Common Mistakes When Learning LeetCode Patterns
The most common mistake is jumping to hard problems before you can reliably apply the pattern on easy and medium problems. Hard problems require combining multiple patterns — you need to be fluent in each one individually first.
Another mistake is reading a solution and moving on. Reading gives you the illusion of understanding. You need to actively recall and re-implement to actually learn.
Many people also skip fundamentals like time and space complexity analysis. If you cannot state why two pointers runs in O(n) or why a naive sliding window is O(n²), you will struggle to defend your approach in interviews.
- Jumping to hard problems before mastering the pattern on easy/medium.
- Reading solutions without re-implementing from memory.
- Ignoring time and space complexity — interviewers always ask.
- Skipping patterns that feel unfamiliar (usually the ones you need most).
- Not reviewing problems after 3-7 days, leading to quick forgetting.
- Grinding randomly instead of working through one pattern at a time.
Watch Out
If you have been grinding LeetCode for months without significant improvement, you are likely solving problems in isolation rather than building pattern recognition. Switch to a pattern-based approach immediately.
How YeetCode Helps You Master LeetCode Patterns
YeetCode is built around the exact 15 patterns described in this article. Every problem in the platform is categorized by its primary pattern, and the flashcard format is designed to build pattern recognition through active recall rather than passive reading.
Instead of showing you the full solution up front, YeetCode prompts you to recall the approach, the complexity, and the key insight. This forces the kind of retrieval practice that actually transfers to interview performance.
The spaced repetition engine tracks which patterns you are shaky on and surfaces those problems more frequently. If you consistently fumble backtracking problems, you will see more of them — not more sliding window problems you have already mastered.
For anyone starting out with leetcode interview prep, YeetCode recommends beginning with Arrays & Hashing and Two Pointers.

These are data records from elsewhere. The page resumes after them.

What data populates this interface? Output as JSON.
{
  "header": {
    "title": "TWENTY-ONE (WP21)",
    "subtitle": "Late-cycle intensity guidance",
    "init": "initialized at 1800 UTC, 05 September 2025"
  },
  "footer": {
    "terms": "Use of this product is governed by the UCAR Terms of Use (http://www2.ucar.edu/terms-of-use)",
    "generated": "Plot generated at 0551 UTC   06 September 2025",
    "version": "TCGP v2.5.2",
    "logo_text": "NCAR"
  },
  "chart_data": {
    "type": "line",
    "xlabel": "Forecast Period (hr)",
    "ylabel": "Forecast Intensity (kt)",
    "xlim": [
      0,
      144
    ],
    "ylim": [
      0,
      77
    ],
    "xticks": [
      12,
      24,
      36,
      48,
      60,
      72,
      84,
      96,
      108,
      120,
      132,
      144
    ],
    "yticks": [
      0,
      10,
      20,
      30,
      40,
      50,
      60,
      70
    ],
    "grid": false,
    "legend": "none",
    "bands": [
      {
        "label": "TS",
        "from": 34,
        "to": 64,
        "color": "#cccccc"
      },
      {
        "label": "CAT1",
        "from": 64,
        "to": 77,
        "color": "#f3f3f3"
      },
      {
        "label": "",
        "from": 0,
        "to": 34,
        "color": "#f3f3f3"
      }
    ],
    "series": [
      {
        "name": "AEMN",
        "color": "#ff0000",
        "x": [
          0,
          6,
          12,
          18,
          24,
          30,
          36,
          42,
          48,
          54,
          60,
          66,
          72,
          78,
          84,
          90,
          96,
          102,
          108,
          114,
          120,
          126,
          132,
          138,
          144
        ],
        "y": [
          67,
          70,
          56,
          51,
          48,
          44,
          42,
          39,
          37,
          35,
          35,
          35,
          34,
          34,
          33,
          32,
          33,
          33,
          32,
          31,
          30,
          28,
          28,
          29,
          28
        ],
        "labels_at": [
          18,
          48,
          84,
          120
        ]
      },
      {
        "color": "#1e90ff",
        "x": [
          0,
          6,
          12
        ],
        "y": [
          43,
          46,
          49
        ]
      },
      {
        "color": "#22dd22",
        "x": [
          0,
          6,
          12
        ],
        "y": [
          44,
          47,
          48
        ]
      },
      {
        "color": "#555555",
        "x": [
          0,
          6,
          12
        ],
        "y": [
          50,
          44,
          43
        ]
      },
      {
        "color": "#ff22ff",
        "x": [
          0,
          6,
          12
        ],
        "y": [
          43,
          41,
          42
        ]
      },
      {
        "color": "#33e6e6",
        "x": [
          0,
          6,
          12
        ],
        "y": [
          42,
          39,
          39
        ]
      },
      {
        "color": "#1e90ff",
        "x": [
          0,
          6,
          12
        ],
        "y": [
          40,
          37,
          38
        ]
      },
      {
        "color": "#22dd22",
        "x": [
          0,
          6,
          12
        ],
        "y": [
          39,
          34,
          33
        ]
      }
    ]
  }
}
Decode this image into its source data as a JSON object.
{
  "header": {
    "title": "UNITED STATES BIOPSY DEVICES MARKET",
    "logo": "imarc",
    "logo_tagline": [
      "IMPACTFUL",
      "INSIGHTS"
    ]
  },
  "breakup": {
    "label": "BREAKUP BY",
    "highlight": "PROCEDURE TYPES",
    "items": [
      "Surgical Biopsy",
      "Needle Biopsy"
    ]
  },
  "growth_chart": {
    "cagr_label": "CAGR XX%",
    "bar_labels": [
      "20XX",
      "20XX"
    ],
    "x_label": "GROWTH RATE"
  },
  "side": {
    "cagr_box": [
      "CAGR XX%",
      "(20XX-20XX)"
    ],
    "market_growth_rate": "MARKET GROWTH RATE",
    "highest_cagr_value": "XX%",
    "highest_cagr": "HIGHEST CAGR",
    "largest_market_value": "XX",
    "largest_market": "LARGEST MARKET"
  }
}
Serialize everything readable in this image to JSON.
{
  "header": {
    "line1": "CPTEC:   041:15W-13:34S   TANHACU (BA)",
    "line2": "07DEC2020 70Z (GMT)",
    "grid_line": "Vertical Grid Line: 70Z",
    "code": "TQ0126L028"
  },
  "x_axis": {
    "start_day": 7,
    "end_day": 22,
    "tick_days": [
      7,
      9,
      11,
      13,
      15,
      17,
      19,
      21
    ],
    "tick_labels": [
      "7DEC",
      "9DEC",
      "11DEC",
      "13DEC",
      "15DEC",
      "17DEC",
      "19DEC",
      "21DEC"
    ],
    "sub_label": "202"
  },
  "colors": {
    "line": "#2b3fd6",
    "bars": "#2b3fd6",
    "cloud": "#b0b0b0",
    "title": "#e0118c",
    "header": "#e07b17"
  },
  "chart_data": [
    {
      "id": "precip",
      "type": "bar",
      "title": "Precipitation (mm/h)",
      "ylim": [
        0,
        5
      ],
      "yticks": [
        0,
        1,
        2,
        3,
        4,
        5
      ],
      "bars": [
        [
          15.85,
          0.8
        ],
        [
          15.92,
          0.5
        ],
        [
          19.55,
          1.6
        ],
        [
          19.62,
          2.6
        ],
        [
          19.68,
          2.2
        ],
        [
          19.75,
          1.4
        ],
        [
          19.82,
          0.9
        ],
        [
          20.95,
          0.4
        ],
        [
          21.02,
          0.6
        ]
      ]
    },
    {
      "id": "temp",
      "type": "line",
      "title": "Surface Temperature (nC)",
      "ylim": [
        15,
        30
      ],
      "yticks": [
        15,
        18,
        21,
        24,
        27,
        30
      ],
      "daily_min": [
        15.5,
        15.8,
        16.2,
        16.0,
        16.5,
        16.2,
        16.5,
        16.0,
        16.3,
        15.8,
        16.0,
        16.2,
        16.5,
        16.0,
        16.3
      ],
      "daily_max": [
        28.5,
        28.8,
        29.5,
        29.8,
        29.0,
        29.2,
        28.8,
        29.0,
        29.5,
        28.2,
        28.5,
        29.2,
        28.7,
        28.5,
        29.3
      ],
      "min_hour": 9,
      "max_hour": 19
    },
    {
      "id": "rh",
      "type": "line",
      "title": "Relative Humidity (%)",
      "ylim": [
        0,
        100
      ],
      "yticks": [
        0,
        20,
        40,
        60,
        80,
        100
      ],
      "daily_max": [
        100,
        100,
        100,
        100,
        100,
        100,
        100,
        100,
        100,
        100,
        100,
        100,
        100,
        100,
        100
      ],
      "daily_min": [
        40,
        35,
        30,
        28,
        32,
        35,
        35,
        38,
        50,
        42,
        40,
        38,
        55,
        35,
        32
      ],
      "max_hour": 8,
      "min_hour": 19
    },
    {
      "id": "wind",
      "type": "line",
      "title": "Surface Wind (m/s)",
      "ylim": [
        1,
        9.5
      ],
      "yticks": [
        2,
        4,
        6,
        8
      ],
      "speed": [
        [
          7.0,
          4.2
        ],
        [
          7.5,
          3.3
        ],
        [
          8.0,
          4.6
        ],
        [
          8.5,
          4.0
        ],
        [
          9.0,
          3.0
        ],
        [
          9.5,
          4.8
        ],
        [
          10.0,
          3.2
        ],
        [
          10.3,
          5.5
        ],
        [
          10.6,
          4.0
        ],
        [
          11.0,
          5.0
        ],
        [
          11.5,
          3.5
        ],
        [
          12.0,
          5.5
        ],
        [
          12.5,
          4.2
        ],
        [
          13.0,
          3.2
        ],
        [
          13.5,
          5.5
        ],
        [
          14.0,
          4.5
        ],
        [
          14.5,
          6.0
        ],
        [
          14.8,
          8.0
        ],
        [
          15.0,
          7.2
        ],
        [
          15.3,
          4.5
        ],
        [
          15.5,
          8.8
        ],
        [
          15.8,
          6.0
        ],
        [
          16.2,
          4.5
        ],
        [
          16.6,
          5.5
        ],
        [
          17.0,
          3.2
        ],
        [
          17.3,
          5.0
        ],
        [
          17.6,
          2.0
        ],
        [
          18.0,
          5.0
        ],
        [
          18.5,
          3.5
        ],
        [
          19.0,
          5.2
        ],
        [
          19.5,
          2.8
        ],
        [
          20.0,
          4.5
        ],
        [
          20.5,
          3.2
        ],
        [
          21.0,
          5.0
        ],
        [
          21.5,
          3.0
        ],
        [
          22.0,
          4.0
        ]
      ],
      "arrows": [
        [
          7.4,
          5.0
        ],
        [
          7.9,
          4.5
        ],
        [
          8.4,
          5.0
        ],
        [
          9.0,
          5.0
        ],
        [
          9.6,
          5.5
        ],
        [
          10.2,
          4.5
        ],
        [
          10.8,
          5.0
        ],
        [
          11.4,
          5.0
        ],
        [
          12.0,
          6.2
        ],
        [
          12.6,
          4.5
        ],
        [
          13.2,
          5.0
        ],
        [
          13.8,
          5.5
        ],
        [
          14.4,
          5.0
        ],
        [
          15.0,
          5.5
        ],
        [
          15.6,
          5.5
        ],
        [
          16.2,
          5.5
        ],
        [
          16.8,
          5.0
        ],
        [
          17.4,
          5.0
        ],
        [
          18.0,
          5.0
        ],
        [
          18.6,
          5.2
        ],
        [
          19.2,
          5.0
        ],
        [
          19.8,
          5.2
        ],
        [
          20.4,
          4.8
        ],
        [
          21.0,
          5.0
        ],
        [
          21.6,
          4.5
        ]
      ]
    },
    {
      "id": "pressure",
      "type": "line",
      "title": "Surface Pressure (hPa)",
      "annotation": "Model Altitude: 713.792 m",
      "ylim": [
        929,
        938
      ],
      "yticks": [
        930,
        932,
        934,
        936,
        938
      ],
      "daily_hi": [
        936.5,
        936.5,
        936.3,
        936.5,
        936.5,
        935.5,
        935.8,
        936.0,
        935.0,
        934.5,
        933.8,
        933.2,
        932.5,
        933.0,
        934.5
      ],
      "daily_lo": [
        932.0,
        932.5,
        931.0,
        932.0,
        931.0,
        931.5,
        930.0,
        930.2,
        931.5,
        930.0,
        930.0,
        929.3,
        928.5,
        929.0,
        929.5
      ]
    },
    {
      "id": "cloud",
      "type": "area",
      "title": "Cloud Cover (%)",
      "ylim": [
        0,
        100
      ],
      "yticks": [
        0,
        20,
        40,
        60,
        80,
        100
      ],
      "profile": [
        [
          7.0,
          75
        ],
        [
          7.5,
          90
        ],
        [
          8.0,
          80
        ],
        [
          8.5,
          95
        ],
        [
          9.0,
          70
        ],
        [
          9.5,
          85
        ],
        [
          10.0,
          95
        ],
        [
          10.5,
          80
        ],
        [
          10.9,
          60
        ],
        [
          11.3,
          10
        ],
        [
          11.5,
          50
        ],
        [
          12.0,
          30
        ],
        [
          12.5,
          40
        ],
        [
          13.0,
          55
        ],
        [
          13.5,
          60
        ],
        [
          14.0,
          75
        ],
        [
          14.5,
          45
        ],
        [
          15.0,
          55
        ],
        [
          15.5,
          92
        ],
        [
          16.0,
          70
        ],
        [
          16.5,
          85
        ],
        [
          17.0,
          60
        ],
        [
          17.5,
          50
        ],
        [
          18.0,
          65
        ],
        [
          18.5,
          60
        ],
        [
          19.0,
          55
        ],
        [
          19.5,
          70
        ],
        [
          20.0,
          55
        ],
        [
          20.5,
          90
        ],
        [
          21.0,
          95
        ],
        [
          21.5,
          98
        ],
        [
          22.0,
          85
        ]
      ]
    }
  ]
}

These two patterns alone cover a significant portion of easy and medium problems and will give you early momentum.
Start With the Most Common Patterns and Build Up
The goal of leetcode practice is not to solve every problem — it is to build the pattern recognition that lets you approach any problem with a clear starting hypothesis.
Begin with the patterns that appear most often: Arrays & Hashing, Two Pointers, Sliding Window, and Trees. These four alone will make you significantly more effective in coding interviews within two to three weeks of focused practice.
Once those feel reliable, layer in Binary Search, Stack, Linked List, and BFS. By the time you reach Dynamic Programming, Backtracking, and Advanced Graphs, you will have the problem-solving foundation to tackle them without feeling overwhelmed.
Patterns compound. Each one you internalize makes the next one easier to learn and makes your existing knowledge more flexible. Start today with one pattern, drill three problems, and review tomorrow. That is the entire system.